While your research focuses on Sweden, similar patterns of socioeconomic disadvantage and structural neglect exist worldwide. How might the insights from your work inform our understanding of such issues in Canada?

Socioeconomic and health inequalities will manifest in diverse ways worldwide. The participants I work with are often described in the literature as “hard to reach,” and in research, individual strategies are often developed to change individual behaviours or lifestyles, which, in the end, are not relevant to those with unmet needs and limited resources. One key insight in moving from individual to collective initiatives is the opportunity to strengthen social sustainability across the wider community. By anchoring both community needs and emerging opportunities with local policymakers and stakeholders, initiatives can become more relevant to specific communities.


Looking back, how has your perspective on community-engaged scholarship evolved over the course of your work?

I have become less naïve about community-engaged scholarship. In this field, we often highlight participants’ agency, resistance, solidarity, and creativity as they appear in everyday life. We do this to challenge dominant portrayals that cast them as victims or depict them in other stigmatizing ways. While this approach is important, it also carries risks. Agency can be romanticized and turned into a kind of moral evidence that seems to compensate for structural injustice. Emphasizing agency may even shift responsibility from institutions onto individuals. I have therefore grown wary of presenting agency as a comforting narrative. Instead, I try to hold agency, solidarity, and resistance alongside structural injustice—keeping both in the same frame without allowing one to obscure or neutralize the other.


You highlight the need to interrogate what remains untouched in migration scholarship. Which areas do you think are most overlooked, and what could we learn by addressing them?

Our research activities are limited to what we focus on, the type of research questions we are concerned about, the methodologies, the participants and communities we engage with and the outreach of our findings. Policy making and social and political mobilization are not necessarily affected by research in this field. As researchers, we have limited influence over broader geopolitical issues that affect the globe and create inequalities. At the same time, migration, social and health policies remain the core in determining forms of governance in daily life in our contexts.
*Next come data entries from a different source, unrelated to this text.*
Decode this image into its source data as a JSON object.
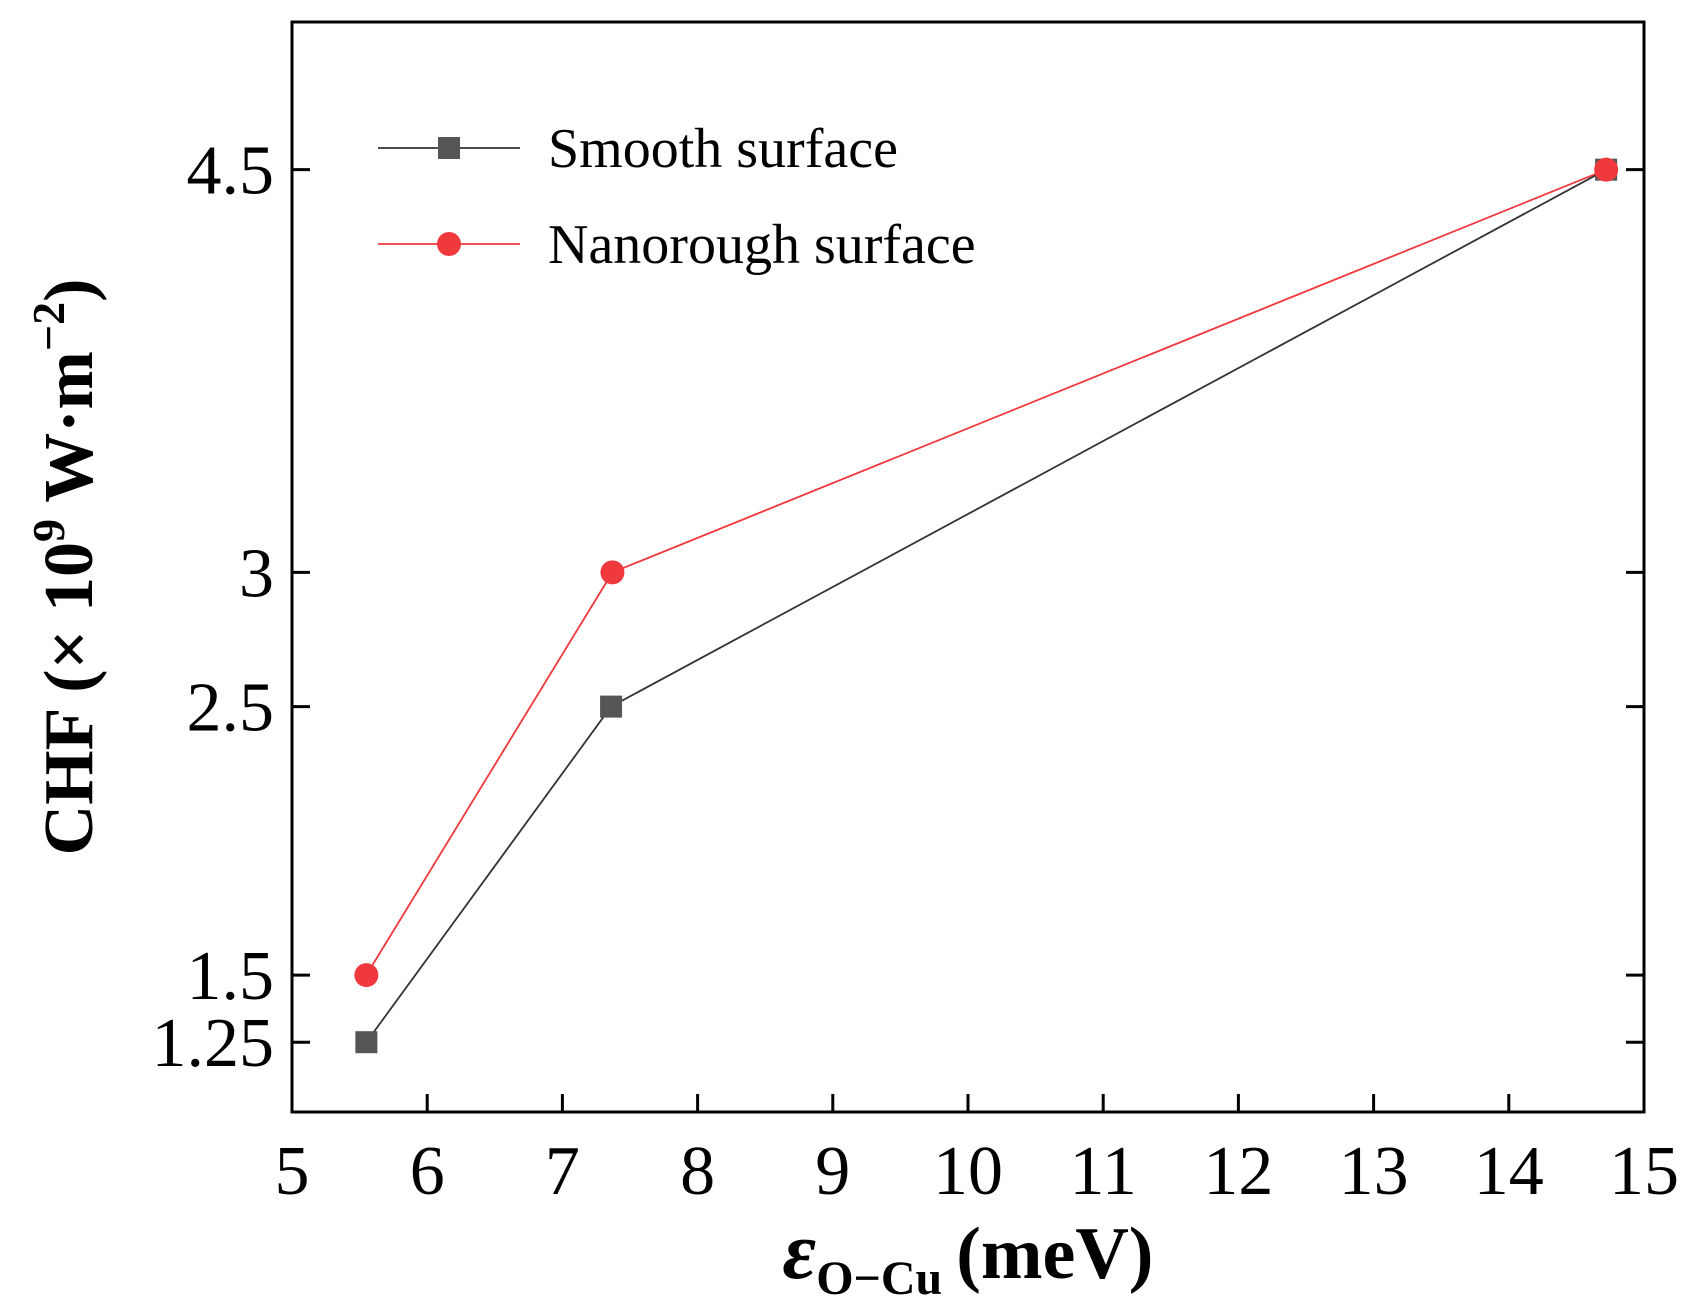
{
  "chart_data": {
    "type": "line",
    "title": "",
    "xlabel": {
      "symbol": "ε",
      "subscript": "O−Cu",
      "unit": "(meV)"
    },
    "ylabel": {
      "prefix": "CHF (× 10",
      "exponent": "9",
      "middle": " W·m",
      "unit_exponent": "−2",
      "suffix": ")"
    },
    "xlim": [
      5,
      15
    ],
    "ylim": [
      0.99,
      5.05
    ],
    "x_ticks": [
      5,
      6,
      7,
      8,
      9,
      10,
      11,
      12,
      13,
      14,
      15
    ],
    "x_tick_labels": [
      "5",
      "6",
      "7",
      "8",
      "9",
      "10",
      "11",
      "12",
      "13",
      "14",
      "15"
    ],
    "y_ticks": [
      1.25,
      1.5,
      2.5,
      3,
      4.5
    ],
    "y_tick_labels": [
      "1.25",
      "1.5",
      "2.5",
      "3",
      "4.5"
    ],
    "grid": false,
    "legend_position": "top-left",
    "series": [
      {
        "name": "Smooth surface",
        "marker": "square",
        "color": "#555555",
        "line_color": "#333333",
        "x": [
          5.55,
          7.36,
          14.72
        ],
        "y": [
          1.25,
          2.5,
          4.5
        ]
      },
      {
        "name": "Nanorough surface",
        "marker": "circle",
        "color": "#f0393c",
        "line_color": "#f0393c",
        "x": [
          5.55,
          7.37,
          14.72
        ],
        "y": [
          1.5,
          3.0,
          4.5
        ]
      }
    ]
  }
}
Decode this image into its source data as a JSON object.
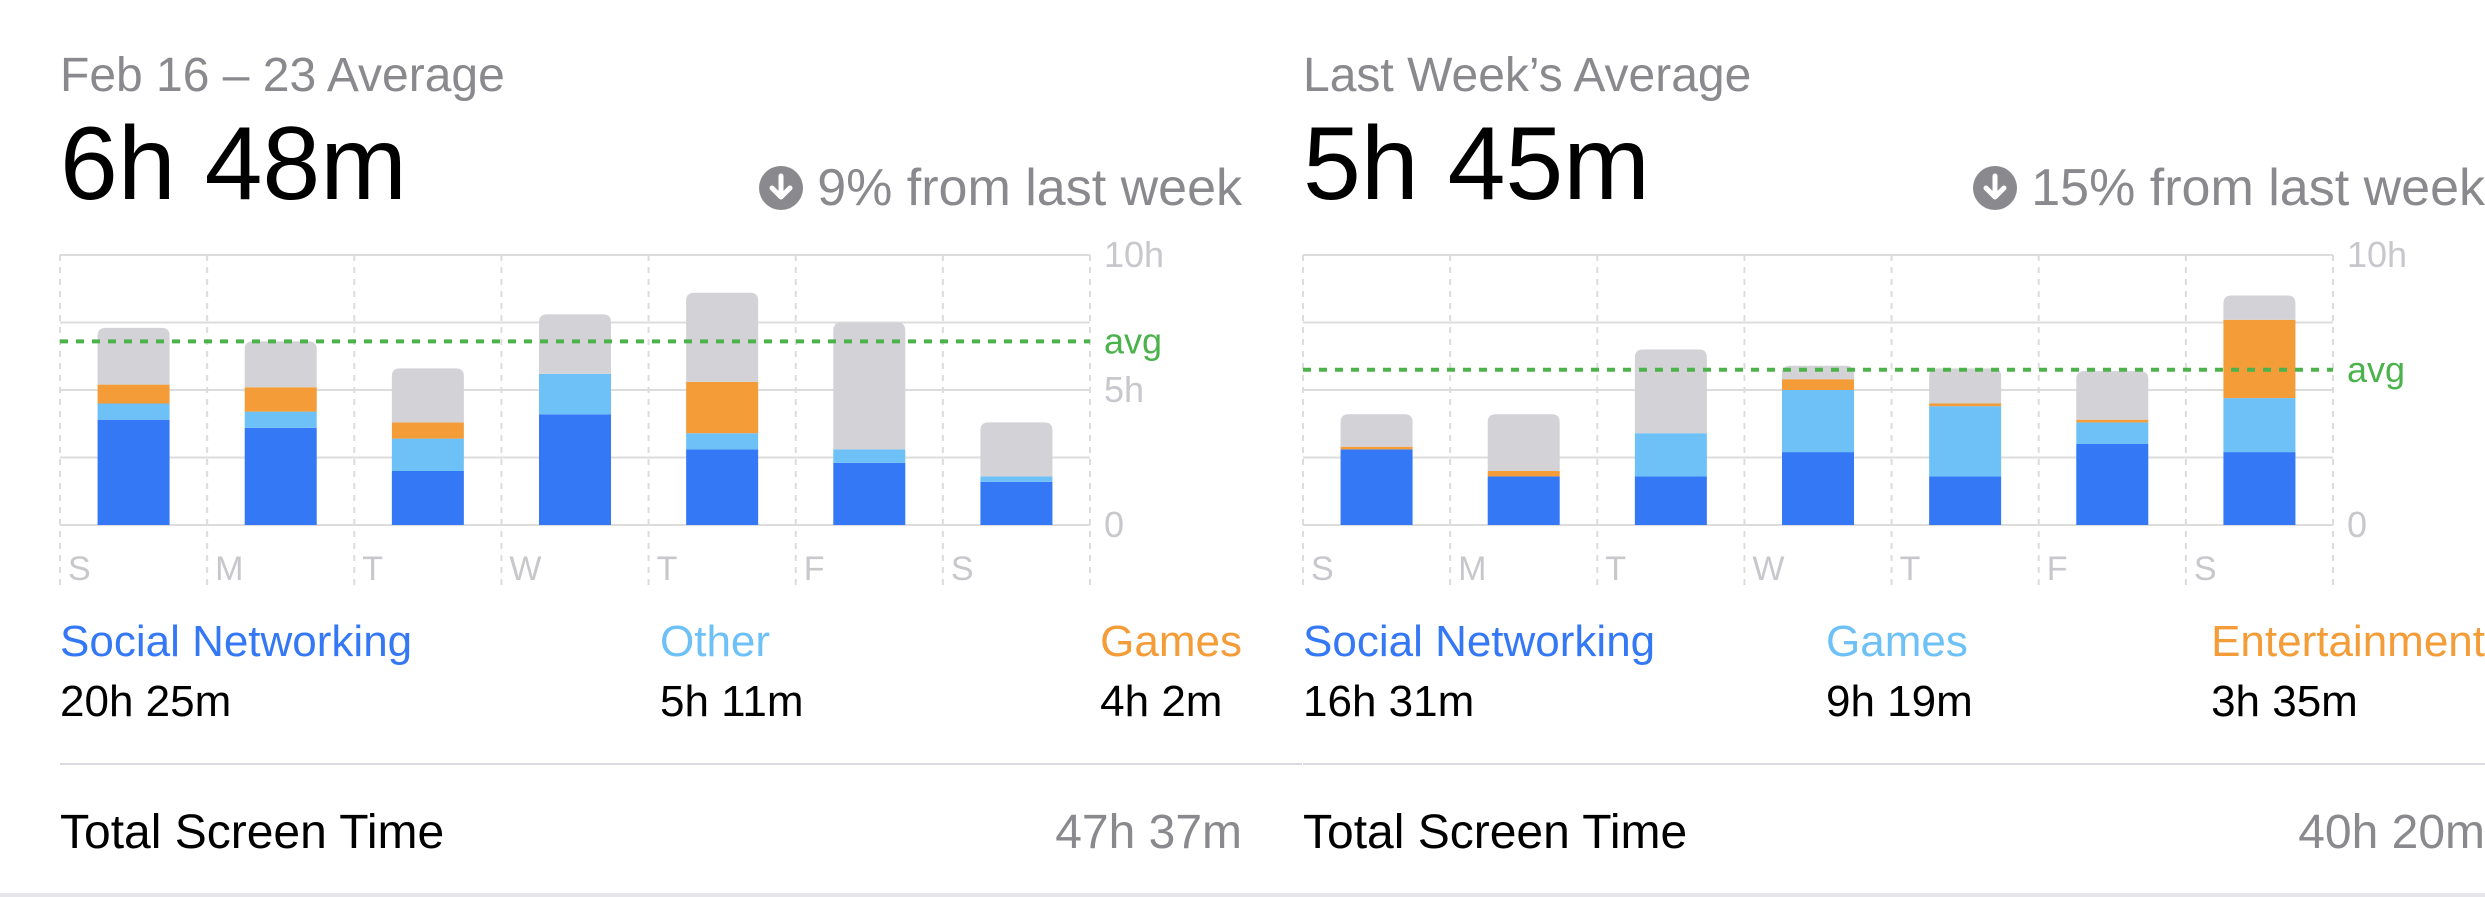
{
  "colors": {
    "social": "#3478f6",
    "other_light": "#6ec1f7",
    "orange": "#f39c38",
    "gray": "#d2d2d7",
    "avg_line": "#4cb34c",
    "grid": "#dcdcdc",
    "muted_text": "#8a8a8e"
  },
  "panels": [
    {
      "range_label": "Feb 16 – 23 Average",
      "average": "6h 48m",
      "change_icon": "arrow-down-circle-icon",
      "change_text": "9% from last week",
      "categories": [
        {
          "name": "Social Networking",
          "time": "20h 25m",
          "color": "#3478f6"
        },
        {
          "name": "Other",
          "time": "5h 11m",
          "color": "#6ec1f7"
        },
        {
          "name": "Games",
          "time": "4h 2m",
          "color": "#f39c38"
        }
      ],
      "total_label": "Total Screen Time",
      "total_value": "47h 37m",
      "chart_data": {
        "type": "bar",
        "stacked": true,
        "categories": [
          "S",
          "M",
          "T",
          "W",
          "T",
          "F",
          "S"
        ],
        "y_ticks": [
          "10h",
          "5h",
          "0"
        ],
        "ylim": [
          0,
          10
        ],
        "avg_label": "avg",
        "avg_value": 6.8,
        "series": [
          {
            "name": "Social Networking",
            "color": "#3478f6",
            "values": [
              3.9,
              3.6,
              2.0,
              4.1,
              2.8,
              2.3,
              1.6
            ]
          },
          {
            "name": "Other",
            "color": "#6ec1f7",
            "values": [
              0.6,
              0.6,
              1.2,
              1.5,
              0.6,
              0.5,
              0.2
            ]
          },
          {
            "name": "Games",
            "color": "#f39c38",
            "values": [
              0.7,
              0.9,
              0.6,
              0.0,
              1.9,
              0.0,
              0.0
            ]
          },
          {
            "name": "",
            "color": "#d2d2d7",
            "values": [
              2.1,
              1.7,
              2.0,
              2.2,
              3.3,
              4.7,
              2.0
            ]
          }
        ]
      }
    },
    {
      "range_label": "Last Week’s Average",
      "average": "5h 45m",
      "change_icon": "arrow-down-circle-icon",
      "change_text": "15% from last week",
      "categories": [
        {
          "name": "Social Networking",
          "time": "16h 31m",
          "color": "#3478f6"
        },
        {
          "name": "Games",
          "time": "9h 19m",
          "color": "#6ec1f7"
        },
        {
          "name": "Entertainment",
          "time": "3h 35m",
          "color": "#f39c38"
        }
      ],
      "total_label": "Total Screen Time",
      "total_value": "40h 20m",
      "chart_data": {
        "type": "bar",
        "stacked": true,
        "categories": [
          "S",
          "M",
          "T",
          "W",
          "T",
          "F",
          "S"
        ],
        "y_ticks": [
          "10h",
          "0"
        ],
        "ylim": [
          0,
          10
        ],
        "avg_label": "avg",
        "avg_value": 5.75,
        "series": [
          {
            "name": "Social Networking",
            "color": "#3478f6",
            "values": [
              2.8,
              1.8,
              1.8,
              2.7,
              1.8,
              3.0,
              2.7
            ]
          },
          {
            "name": "Games",
            "color": "#6ec1f7",
            "values": [
              0.0,
              0.0,
              1.6,
              2.3,
              2.6,
              0.8,
              2.0
            ]
          },
          {
            "name": "Entertainment",
            "color": "#f39c38",
            "values": [
              0.1,
              0.2,
              0.0,
              0.4,
              0.1,
              0.1,
              2.9
            ]
          },
          {
            "name": "",
            "color": "#d2d2d7",
            "values": [
              1.2,
              2.1,
              3.1,
              0.5,
              1.3,
              1.8,
              0.9
            ]
          }
        ]
      }
    }
  ]
}
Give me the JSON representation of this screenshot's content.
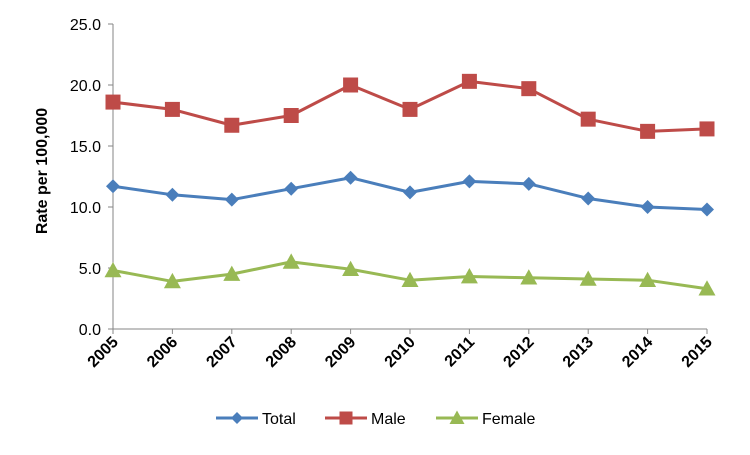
{
  "chart_data": {
    "type": "line",
    "ylabel": "Rate per 100,000",
    "xlabel": "",
    "ylim": [
      0,
      25
    ],
    "yticks": [
      "0.0",
      "5.0",
      "10.0",
      "15.0",
      "20.0",
      "25.0"
    ],
    "categories": [
      "2005",
      "2006",
      "2007",
      "2008",
      "2009",
      "2010",
      "2011",
      "2012",
      "2013",
      "2014",
      "2015"
    ],
    "grid": false,
    "legend_position": "bottom",
    "series": [
      {
        "name": "Total",
        "color": "#4A7EBB",
        "marker": "diamond",
        "values": [
          11.7,
          11.0,
          10.6,
          11.5,
          12.4,
          11.2,
          12.1,
          11.9,
          10.7,
          10.0,
          9.8
        ]
      },
      {
        "name": "Male",
        "color": "#BE4B48",
        "marker": "square",
        "values": [
          18.6,
          18.0,
          16.7,
          17.5,
          20.0,
          18.0,
          20.3,
          19.7,
          17.2,
          16.2,
          16.4
        ]
      },
      {
        "name": "Female",
        "color": "#98B954",
        "marker": "triangle",
        "values": [
          4.8,
          3.9,
          4.5,
          5.5,
          4.9,
          4.0,
          4.3,
          4.2,
          4.1,
          4.0,
          3.3
        ]
      }
    ]
  }
}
The gap between policy and migration research, especially regarding health, is enormous. By addressing these issues, we do not succumb to an increasingly dehumanizing view of migration, migrants and people living in marginalized conditions and their consequences.


For students, researchers, and community partners seeking to engage with or support marginalized communities, how can we recognize and build on these communities’ strengths rather than focusing only on their challenges or vulnerabilities?

By spending time in the communities, building trust with organizations and community members, and being transparent about your research agendas toward social justice beyond the particulars of the research topics. Trust takes time and requires accountability; for that, it is important to constantly check expectations with your partners. Capabilities and resources are often unfolded in existing practices we have access to. As researchers, we hold some power that we can use as allies of the community to channel, amplify, and validate these initiatives. I believe it is always important to assess the levels of responsibility and mobilization within the communities, again for transparency and to set adequate expectations.